When to Seek Urgent Medical Attention
Call emergency services or go to hospital immediately for: worsening jaundice with dark urine and pale stools; ascites — abdominal distension and dyspnoea; confusion or encephalopathy; sudden deterioration in a known AIH patient in the context of infection.
See a hepatologist or gastroenterologist within 1–2 weeks for: ALT and AST elevated 3–5 times the upper limit of normal without an obvious cause; elevated IgG combined with abnormal transaminases; positive ANA or ASMA on routine testing.
This article is for informational purposes only. Diagnosis and treatment of autoimmune hepatitis are carried out by a hepatologist or gastroenterologist.
Frequently Asked Questions
The main distinction is serological: viral hepatitis produces virus-specific markers (HBsAg, anti-HCV), while AIH produces autoantibodies (ANA, ASMA, anti-LKM-1) and elevated IgG. Clinically both can look identical, so investigation of elevated ALT and AST always includes both panels. Liver biopsy provides the definitive answer when the picture remains unclear.
There is no permanent cure — the autoimmune mechanism persists. But remission is achievable in 80–90% of patients on immunosuppressive therapy. The main risk is relapse after treatment withdrawal (in most patients within 3 years), so most patients remain on maintenance therapy indefinitely.
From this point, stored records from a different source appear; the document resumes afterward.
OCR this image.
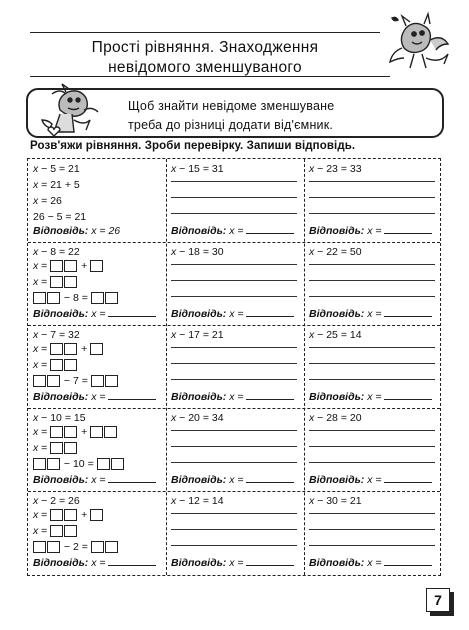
Прості рівняння. Знаходження
невідомого зменшуваного
Щоб знайти невідоме зменшуване
треба до різниці додати від'ємник.
Розв'яжи рівняння. Зроби перевірку. Запиши відповідь.
x − 5 = 21
x = 21 + 5
x = 26
26 − 5 = 21
Відповідь: x = 26
x − 15 = 31
Відповідь: x =
x − 23 = 33
Відповідь: x =
x − 8 = 22
x =	+
x =
− 8 =
Відповідь: x =
x − 18 = 30
Відповідь: x =
x − 22 = 50
Відповідь: x =
x − 7 = 32
x =	+
x =
− 7 =
Відповідь: x =
x − 17 = 21
Відповідь: x =
x − 25 = 14
Відповідь: x =
x − 10 = 15
x =	+
x =
− 10 =
Відповідь: x =
x − 20 = 34
Відповідь: x =
x − 28 = 20
Відповідь: x =
x − 2 = 26
x =	+
x =
− 2 =
Відповідь: x =
x − 12 = 14
Відповідь: x =
x − 30 = 21
Відповідь: x =
7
With early treatment, the prognosis is favourable and life expectancy is comparable to the general population.
The standard serological profile includes: ANA (antinuclear antibodies) and ASMA (anti-smooth muscle antibodies) — type 1 AIH markers; anti-LKM-1 — the type 2 marker. When ANA and ASMA are negative, anti-SLA/LP (anti-soluble liver antigen) is added — these highly specific antibodies are found in about 10–30% of AIH patients. Together with the liver function panel, these tests form the diagnostic foundation.
Prolonged corticosteroid use carries several side effects: osteoporosis, cataracts, hypertension, weight gain, and infection risk. This is precisely why azathioprine is added — it allows the prednisolone dose to be reduced to a minimal maintenance level (5–10 mg/day). When corticosteroids are not tolerated, budesonide offers significantly fewer systemic effects. Physicians monitor bone density and eye health routinely during long-term therapy.
The exact mechanism is not fully established, but the role of sex hormones is well documented: oestrogens amplify autoimmune responses by suppressing regulatory T-cells. Women also have more active humoral immunity in general. The same reasoning explains why autoimmune diseases in general — thyroiditis, rheumatoid arthritis, SLE — are significantly more common in women.
Biopsy remains the gold standard and is recommended for definitive diagnosis and fibrosis staging. However, when the clinical picture is typical — characteristic autoantibodies, elevated IgG, and a high IAIHG diagnostic score — treatment is often started without biopsy. Non-invasive fibrosis assessment (elastography) can replace biopsy for monitoring but not for the primary diagnosis.